Ich schreibe nicht, weil ich mich selbst nicht vergessen kann. Weil ich zu sehr mit mir selbst beschäftigt bin, ist es mir unmöglich, das Andere zu sehen, ohne das jedes Schreiben zur endlosen Selbstreflexion wird. Das ausschließlich selbstreflexive Schreiben ist langweilig, weil es sich im Kreis dreht. Dieses Schreiben versucht, sich von diesem selbst zu lösen und das Ich, das zu lange am Anfang stand, wieder auszulöschen.

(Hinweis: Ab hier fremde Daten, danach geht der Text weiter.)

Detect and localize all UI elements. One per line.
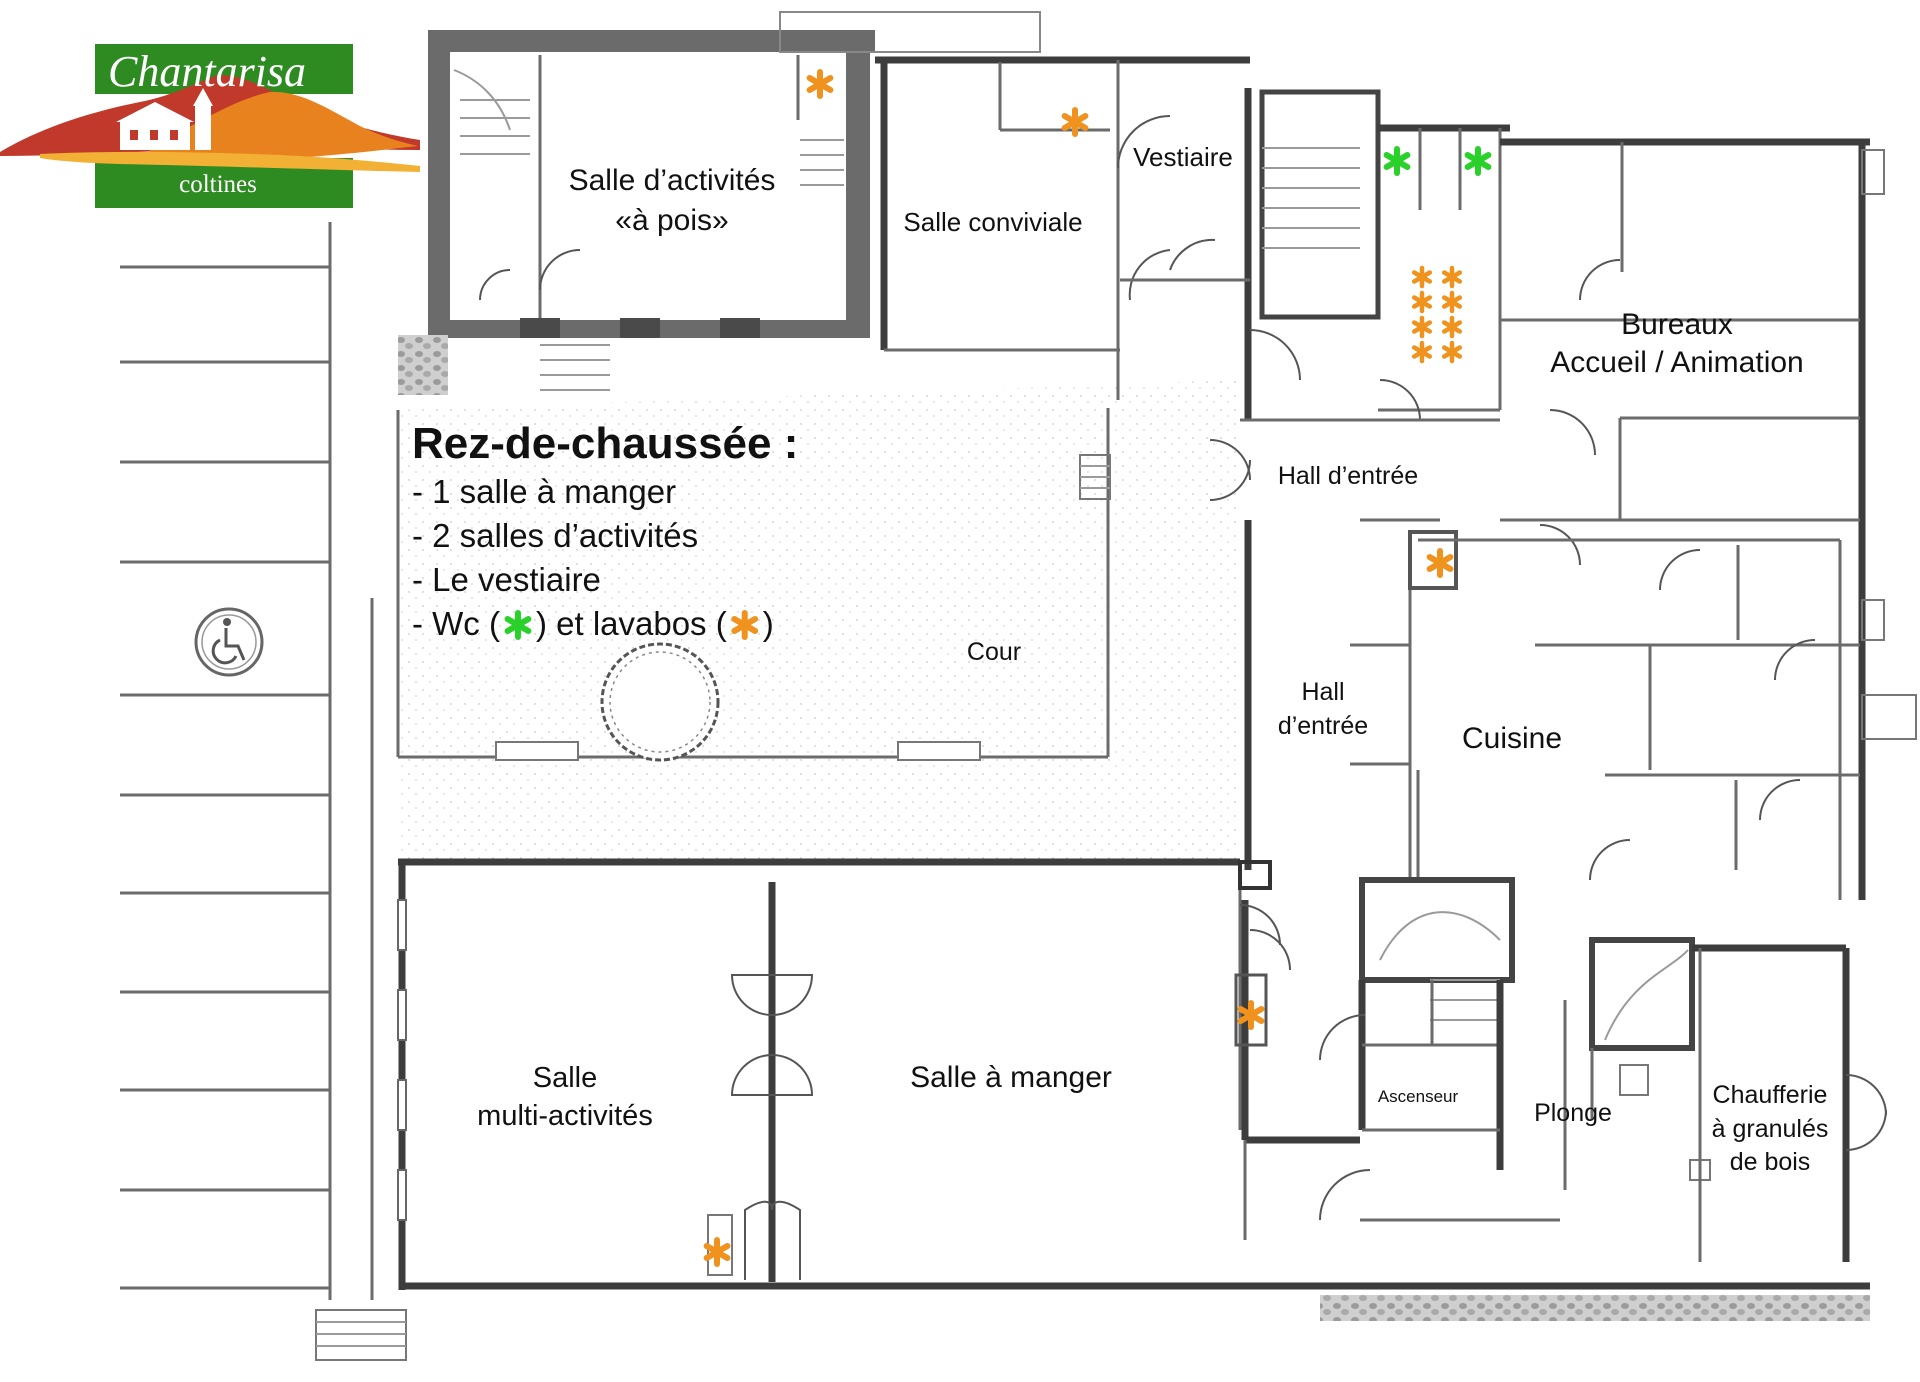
- wc-markers: [1387, 149, 1489, 173]
- orange-asterisk-icon: [1444, 343, 1460, 361]
- legend-item-1: - 1 salle à manger: [412, 473, 676, 510]
- legend: Rez-de-chaussée : - 1 salle à manger - 2…: [412, 419, 798, 642]
- courtyard: [396, 380, 1240, 860]
- room-chaufferie: [1692, 944, 1887, 1262]
- farmhouse-icon: [116, 88, 213, 150]
- label-salle-a-manger: Salle à manger: [910, 1061, 1112, 1094]
- orange-asterisk-icon: [1444, 268, 1460, 286]
- orange-asterisk-icon: [1444, 318, 1460, 336]
- orange-asterisk-icon: [1430, 551, 1451, 575]
- green-asterisk-icon: [1387, 149, 1408, 173]
- parking-area: [120, 222, 374, 1300]
- room-labels: Salle d’activités «à pois» Salle convivi…: [477, 142, 1828, 1176]
- legend-title: Rez-de-chaussée :: [412, 419, 798, 468]
- stairwell-and-elevator: [1241, 877, 1711, 1240]
- legend-wc-mid: ) et lavabos (: [536, 605, 727, 642]
- orange-asterisk-icon: [1414, 318, 1430, 336]
- label-salle-multi-line2: multi-activités: [477, 1100, 653, 1132]
- orange-asterisk-icon: [1414, 343, 1430, 361]
- label-hall-entree-mid-line2: d’entrée: [1278, 712, 1368, 740]
- room-bureaux: [1500, 138, 1885, 900]
- legend-wc-prefix: - Wc (: [412, 605, 500, 642]
- room-salle-conviviale: [875, 56, 1250, 400]
- room-vestiaire: [779, 11, 1252, 420]
- legend-item-3: - Le vestiaire: [412, 561, 601, 598]
- label-chaufferie-line1: Chaufferie: [1713, 1081, 1828, 1109]
- label-cour: Cour: [967, 638, 1021, 666]
- label-vestiaire: Vestiaire: [1133, 142, 1233, 172]
- logo-brand-text: Chantarisa: [108, 47, 306, 96]
- legend-item-2: - 2 salles d’activités: [412, 517, 698, 554]
- label-salle-activites-line1: Salle d’activités: [569, 164, 776, 197]
- green-asterisk-icon: [1468, 149, 1489, 173]
- stairs-and-toilets: [1249, 89, 1510, 421]
- wheelchair-icon: [194, 607, 264, 677]
- orange-asterisk-icon: [707, 1240, 728, 1264]
- label-chaufferie-line3: de bois: [1730, 1148, 1811, 1176]
- label-bureaux-line2: Accueil / Animation: [1550, 346, 1803, 379]
- label-hall-entree-mid-line1: Hall: [1301, 678, 1344, 706]
- label-salle-conviviale: Salle conviviale: [903, 207, 1082, 237]
- logo-place-text: coltines: [179, 171, 257, 198]
- legend-wc-suffix: ): [763, 605, 774, 642]
- label-ascenseur: Ascenseur: [1378, 1087, 1459, 1106]
- chantarisa-logo: Chantarisa coltines: [0, 44, 420, 208]
- label-cuisine: Cuisine: [1462, 722, 1562, 755]
- room-salle-a-manger-block: [315, 858, 1870, 1361]
- label-salle-multi-line1: Salle: [533, 1062, 598, 1094]
- legend-item-4: - Wc ( ) et lavabos (): [412, 605, 774, 642]
- tree-icon: [600, 642, 720, 762]
- label-salle-activites-line2: «à pois»: [615, 204, 728, 237]
- label-plonge: Plonge: [1534, 1099, 1612, 1127]
- hall-entree: [1209, 418, 1581, 880]
- room-salle-activites-a-pois: [398, 30, 875, 395]
- orange-asterisk-icon: [1444, 293, 1460, 311]
- orange-asterisk-icon: [1414, 268, 1430, 286]
- label-hall-entree-top: Hall d’entrée: [1278, 462, 1418, 490]
- room-cuisine: [1416, 538, 1917, 900]
- label-chaufferie-line2: à granulés: [1712, 1115, 1829, 1143]
- orange-asterisk-icon: [1414, 293, 1430, 311]
- label-bureaux-line1: Bureaux: [1621, 308, 1733, 341]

Aber wenn ich das hier schreibe, denke ich doch wieder: Es ist ehrlicher, das Ich wieder in meine Rede einzuführen und alles andere vorerst zu lassen. Es ist besser so, denn dann wissen die Lesenden, dass dort ein Subjekt spricht, ein Subjekt, das nur auf diese Weise zu einem Adressaten sprechen kann, weil es durch die Diskurse so geformt wurde. Das Ich spricht nicht, weil es darum weiß, dass es originell oder einzigartig ist, was es schreibt, sondern darum, weil es weiß, dass es durch das Schreiben ein anderes ist. Das Ich schreibt, weil es um seine Andersartigkeit weiß und weil es nicht möchte, das die Anderen in ihrer Andersartigkeit so sind  wie es selbst. Die Andersartigkeit soll erhalten bleiben. Schon um die Andren nicht mit in das Unglück des Andersseins zu stürzen.